I would choose it over the beam machine.

fuzzybear

 I agree with Kevin. 
  The beam machine runs on a 2x4 track. The problem is all commercial 2x4s are 3 1/2 " and the guide is 3 5/8".  It takes a lot of time to set up on the bar so that it is square and takes a lot longer to cut as you are constantly trying to account for the 1/8" gap on the guide. 
   They are ok for taking one face off of a log in the bush. For more "accurate" cuts I would use the mini mill or better yet an Alaskan.
FB
I never met a tree I didn't like!!

jander3

I have both, once I purchased the mini-mill, I've never pulled out the beam machine for anything other than cutting windows in a log cabin.


By far, the mini-mill works much better.


boatman

I ordered a Beam Machine and when I put it on the saw it was about 5 degrees off.  Cut a foot or so and then the blade jammed.  They are sending a replacement free of charge.  The seller mentioned he had heard of this problem before. 

If it works well it would be great for making the first cut.

jander3


John S

I have used the mini-mill (in conjunction with the Alaskan mill) after the first slabbing cut to square off the log to make a cant.  It works pretty well, wear a large brimmed hat for the sawdust shower.
John
2018 LT40HDG38 Wide

Brucer

Quote from: John S on June 04, 2010, 05:18:07 PM
I have used the mini-mill (in conjunction with the Alaskan mill) after the first slabbing cut to square off the log to make a cant.  It works pretty well, wear a large brimmed hat for the sawdust shower.
John

No kidding. I fastened a cloth under the headband of my hard hat so it would hang down over my collar.
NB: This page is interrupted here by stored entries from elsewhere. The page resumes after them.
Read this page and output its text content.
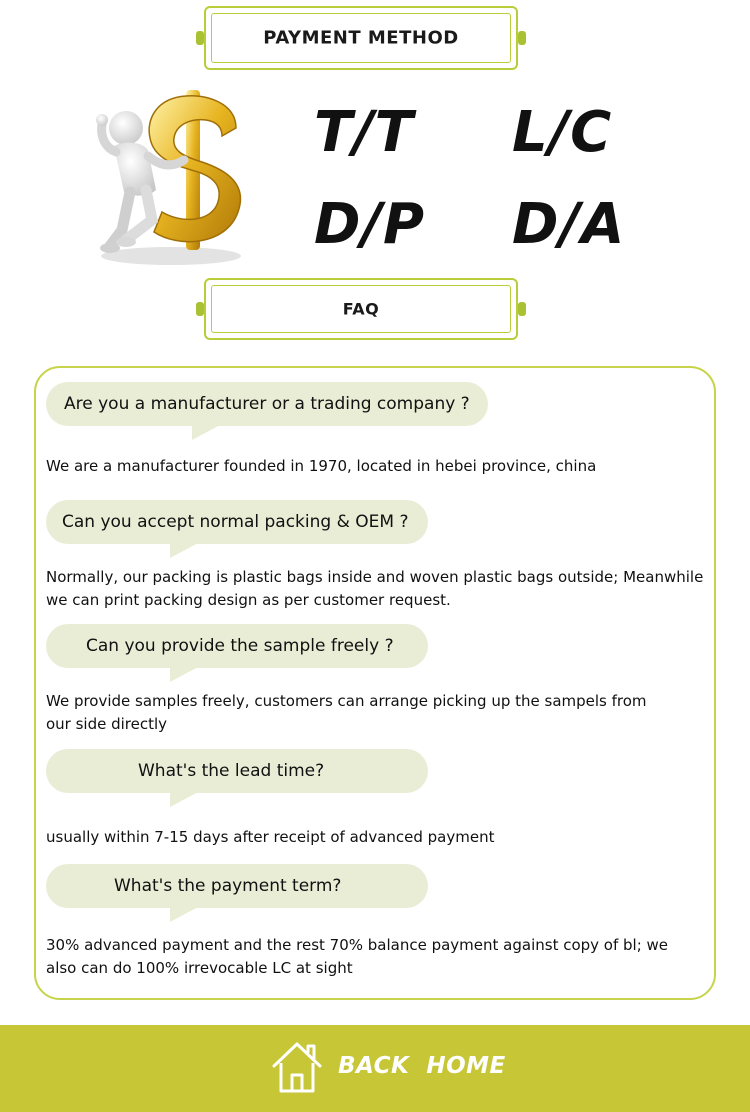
PAYMENT METHOD
T/T L/C
D/P D/A
FAQ
Are you a manufacturer or a trading company ?
We are a manufacturer founded in 1970, located in hebei province, china
Can you accept normal packing & OEM ?
Normally, our packing is plastic bags inside and woven plastic bags outside; Meanwhile
we can print packing design as per customer request.
Can you provide the sample freely ?
We provide samples freely, customers can arrange picking up the sampels from
our side directly
What's the lead time?
usually within 7-15 days after receipt of advanced payment
What's the payment term?
30% advanced payment and the rest 70% balance payment against copy of bl; we
also can do 100% irrevocable LC at sight
BACK  HOME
I did my first milling with a mini-mill. One of my early jobs was to cut up a large white pine, making some 12x12 timbers which I then quartered to make 6x6's. I used them to build my woodshed.

The guide rail system works well -- the chain pulls the saw down firmly onto the rails so there is little chance of it wandering.

It is slow.

After a while it can get expensive.
- First the mini mill.
- Next an Alaskan mill.
- Then a manual Wood-Mizer  (LT40).
- Then a hydraulic Wood-Mizer (LT40).
- When I used the mini mill and the Alaskan mill, I only had 1 chainsaw. Now I have two.


Bruce    LT40HDG28 bandsaw
"Complex problems have simple, easy to understand wrong answers."